Царь внимательно выслушал своего умного и дельного советника:
— Ну, пусть будет по–твоему: как только управлюсь с польским и Шведским королями, беспременно пошлю ратных людей, сколько царю Теймуразу потребуется. Пошли сказать о сем царю; пусть к нему с соболями и деньгами поедет Алексей Трубецкой. Он боярин дельный и дела умеет вести тонко. А теперь ступай–ка, Федор, — ласково положил царь свою руку на плечо боярина, — если бы побольше таких людей у меня было, как ты да боярин Ордин–Нащокин, хорошо было бы в моем государстве и легко было бы душе моей. А теперь скорбит и ноет душа моя.
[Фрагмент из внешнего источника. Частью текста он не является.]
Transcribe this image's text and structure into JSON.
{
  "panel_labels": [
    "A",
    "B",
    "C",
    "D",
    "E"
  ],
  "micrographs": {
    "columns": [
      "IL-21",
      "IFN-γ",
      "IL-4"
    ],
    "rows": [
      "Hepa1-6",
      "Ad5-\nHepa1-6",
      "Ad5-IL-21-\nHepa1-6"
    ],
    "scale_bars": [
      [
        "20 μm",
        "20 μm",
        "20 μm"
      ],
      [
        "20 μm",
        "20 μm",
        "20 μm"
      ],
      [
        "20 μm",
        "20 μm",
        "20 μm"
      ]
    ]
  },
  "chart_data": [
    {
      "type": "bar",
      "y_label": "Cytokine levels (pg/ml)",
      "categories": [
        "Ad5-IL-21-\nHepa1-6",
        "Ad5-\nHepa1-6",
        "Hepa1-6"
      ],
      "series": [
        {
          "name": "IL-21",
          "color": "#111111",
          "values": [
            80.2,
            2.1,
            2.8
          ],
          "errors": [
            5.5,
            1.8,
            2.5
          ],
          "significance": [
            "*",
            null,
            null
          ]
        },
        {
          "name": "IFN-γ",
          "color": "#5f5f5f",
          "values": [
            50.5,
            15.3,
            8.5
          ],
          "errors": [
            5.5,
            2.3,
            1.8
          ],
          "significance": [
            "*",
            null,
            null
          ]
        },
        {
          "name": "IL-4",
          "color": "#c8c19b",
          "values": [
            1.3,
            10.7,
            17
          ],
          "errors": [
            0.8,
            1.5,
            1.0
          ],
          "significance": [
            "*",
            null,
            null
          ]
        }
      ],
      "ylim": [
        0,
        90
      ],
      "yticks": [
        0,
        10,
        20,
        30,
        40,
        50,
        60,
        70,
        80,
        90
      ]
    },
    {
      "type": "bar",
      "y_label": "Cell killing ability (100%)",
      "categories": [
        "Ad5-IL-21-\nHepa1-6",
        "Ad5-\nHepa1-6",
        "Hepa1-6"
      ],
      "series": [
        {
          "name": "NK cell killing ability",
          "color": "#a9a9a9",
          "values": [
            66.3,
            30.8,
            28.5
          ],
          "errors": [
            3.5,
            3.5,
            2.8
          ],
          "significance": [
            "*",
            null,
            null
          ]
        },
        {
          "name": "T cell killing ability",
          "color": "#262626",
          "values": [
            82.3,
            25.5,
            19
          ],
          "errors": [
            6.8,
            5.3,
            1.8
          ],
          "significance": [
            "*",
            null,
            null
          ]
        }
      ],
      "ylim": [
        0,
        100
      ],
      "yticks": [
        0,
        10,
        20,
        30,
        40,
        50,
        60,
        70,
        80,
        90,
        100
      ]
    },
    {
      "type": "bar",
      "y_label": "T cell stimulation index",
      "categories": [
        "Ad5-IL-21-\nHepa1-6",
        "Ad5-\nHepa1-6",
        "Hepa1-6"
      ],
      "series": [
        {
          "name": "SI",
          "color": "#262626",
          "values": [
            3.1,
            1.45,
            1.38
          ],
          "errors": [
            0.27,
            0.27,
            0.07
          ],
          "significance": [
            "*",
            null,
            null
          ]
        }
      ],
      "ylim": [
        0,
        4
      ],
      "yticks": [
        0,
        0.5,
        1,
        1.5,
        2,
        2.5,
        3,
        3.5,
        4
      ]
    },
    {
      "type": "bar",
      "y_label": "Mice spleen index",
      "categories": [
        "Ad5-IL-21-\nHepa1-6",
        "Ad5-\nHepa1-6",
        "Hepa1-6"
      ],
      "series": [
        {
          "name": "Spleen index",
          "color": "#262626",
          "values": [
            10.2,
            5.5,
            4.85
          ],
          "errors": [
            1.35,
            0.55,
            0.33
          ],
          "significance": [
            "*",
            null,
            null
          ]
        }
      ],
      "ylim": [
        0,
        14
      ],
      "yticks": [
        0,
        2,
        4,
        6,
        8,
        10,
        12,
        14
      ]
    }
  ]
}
Прощай пока!
Ртищев благоговейно облобызал руку царя и медленно вышел из покоев.
Тишайший, как только вышел боярин, подошел к отворенному окну и, облокотившись на косяк, задумчиво устремил взор на темно–синее небо, усеянное звездами.
Какие думы роились под его высоким белым лбом в эту тихую летнюю ночь? Глубокие вздохи, вырывавшиеся из его широкой груди, тревожили спальника, стоявшего за дверями и прислушивавшегося к малейшим движениям царя, так необычайно долго не шедшего ко сну.